Laurence H. Tribe is the Carl M. Loeb University Professor at Harvard and a member of the President’s Commission on White House Fellowships. He has taught constitutional law at Harvard since 1968 and was voted Harvard Law School’s best professor by the class of 2000. Fewer than 60 professors in Harvard University’s history have been designated “University Professor,” the university’s highest academic title. In a survey of 13,000 alumni, Tribe was ranked the most admired law faculty member, past or present. His former students and research assistants include President Barack Obama, Chief Justice John Roberts, Solicitor General Elena Kagan, Associate Attorney General Tom Perrelli, FCC Chairman Julius Genachowski, Director of the Office of Information and Regulatory Affairs Cass Sunstein, and Senior NSC Director for Multilateral Affairs Samantha Power.

Born in Shanghai, China in 1941 of Russian Jewish parents, Tribe came to the U.S. in 1947, attended public schools in San Francisco, entered college at 16, graduated from Harvard summa cum laude in Mathematics (1962) and magna cum laude in Law (1966), then clerked for the California and U.S. Supreme Courts (1966-68) and spent a year at the National Academy of Sciences before joining Harvard’s faculty, where he received tenure at 29. He was 35 when TIME Magazine named him one of the nation’s ten most outstanding law professors and 38 when he was elected to the American Academy of Arts and Sciences. While teaching at Harvard, Tribe helped write constitutions for South Africa, the Czech Republic, and the Marshall Islands. Tribe has received numerous honorary degrees, including a Doctor of Laws from NYU in 2008 and a Doctor of Humane Letters from Hebrew University in 1998. He is also a leading appellate advocate, having prevailed in some four-fifths of the many U.S. Circuit Court cases he has argued and three-fifths of the 35 U.S. Supreme Court cases in which he was lead counsel.

Tribe has written 115 books and articles, including his treatise, “American Constitutional Law,” cited more often than any other legal text since 1950. Tribe’s most recent book, “The Invisible Constitution,” published in 2008 by the Oxford University Press, was described as a “masterpiece” by Chief Justice Aharon Barak of Israel, and as “breathtaking in its originality and wide-ranging in its scope” by Doris Kearns Goodwin.

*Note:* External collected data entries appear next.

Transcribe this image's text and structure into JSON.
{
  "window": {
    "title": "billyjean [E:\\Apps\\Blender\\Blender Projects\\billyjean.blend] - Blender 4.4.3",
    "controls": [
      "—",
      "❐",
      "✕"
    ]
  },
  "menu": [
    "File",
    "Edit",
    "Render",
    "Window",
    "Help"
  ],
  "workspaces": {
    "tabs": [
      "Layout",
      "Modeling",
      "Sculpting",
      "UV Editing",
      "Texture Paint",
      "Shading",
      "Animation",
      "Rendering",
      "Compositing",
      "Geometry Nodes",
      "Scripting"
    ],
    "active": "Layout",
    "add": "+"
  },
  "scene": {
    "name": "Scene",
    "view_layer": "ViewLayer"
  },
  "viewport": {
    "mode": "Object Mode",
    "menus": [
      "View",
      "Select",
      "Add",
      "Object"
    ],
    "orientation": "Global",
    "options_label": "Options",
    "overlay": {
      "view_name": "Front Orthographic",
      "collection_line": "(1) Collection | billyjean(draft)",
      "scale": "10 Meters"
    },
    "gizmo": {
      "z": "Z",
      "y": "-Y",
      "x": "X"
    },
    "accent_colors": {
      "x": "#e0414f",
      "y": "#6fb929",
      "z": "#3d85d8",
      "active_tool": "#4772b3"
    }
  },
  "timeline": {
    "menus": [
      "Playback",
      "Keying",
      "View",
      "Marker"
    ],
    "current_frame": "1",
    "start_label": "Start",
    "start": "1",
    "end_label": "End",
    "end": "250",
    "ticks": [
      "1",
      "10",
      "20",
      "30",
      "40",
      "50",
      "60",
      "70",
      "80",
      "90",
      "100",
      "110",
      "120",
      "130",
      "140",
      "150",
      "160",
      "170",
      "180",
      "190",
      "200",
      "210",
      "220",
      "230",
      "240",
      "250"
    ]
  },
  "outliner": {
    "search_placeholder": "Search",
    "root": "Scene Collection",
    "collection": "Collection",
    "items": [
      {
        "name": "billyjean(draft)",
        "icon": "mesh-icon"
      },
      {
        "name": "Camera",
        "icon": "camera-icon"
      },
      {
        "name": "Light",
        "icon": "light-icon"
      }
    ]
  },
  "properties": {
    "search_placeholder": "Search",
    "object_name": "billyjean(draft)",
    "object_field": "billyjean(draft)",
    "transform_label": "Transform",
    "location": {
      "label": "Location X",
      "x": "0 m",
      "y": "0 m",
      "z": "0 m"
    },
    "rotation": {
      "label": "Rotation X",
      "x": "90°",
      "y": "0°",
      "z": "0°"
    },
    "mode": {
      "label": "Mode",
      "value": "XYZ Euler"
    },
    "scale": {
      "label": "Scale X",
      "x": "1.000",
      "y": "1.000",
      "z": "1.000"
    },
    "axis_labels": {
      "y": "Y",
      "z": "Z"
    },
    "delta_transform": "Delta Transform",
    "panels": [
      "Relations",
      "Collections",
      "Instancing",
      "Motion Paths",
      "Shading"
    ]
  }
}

President Nixon’s Solicitor General Erwin Griswold wrote: “[N]o lawyer not on the [Supreme] Court has ever had a greater influence on the development of American constitutional law” than Laurence Tribe, and the Northwestern Law Review opined that no-one else “in American history has… simultaneously achieved Tribe’s preeminence… as a practitioner and… scholar of constitutional law.”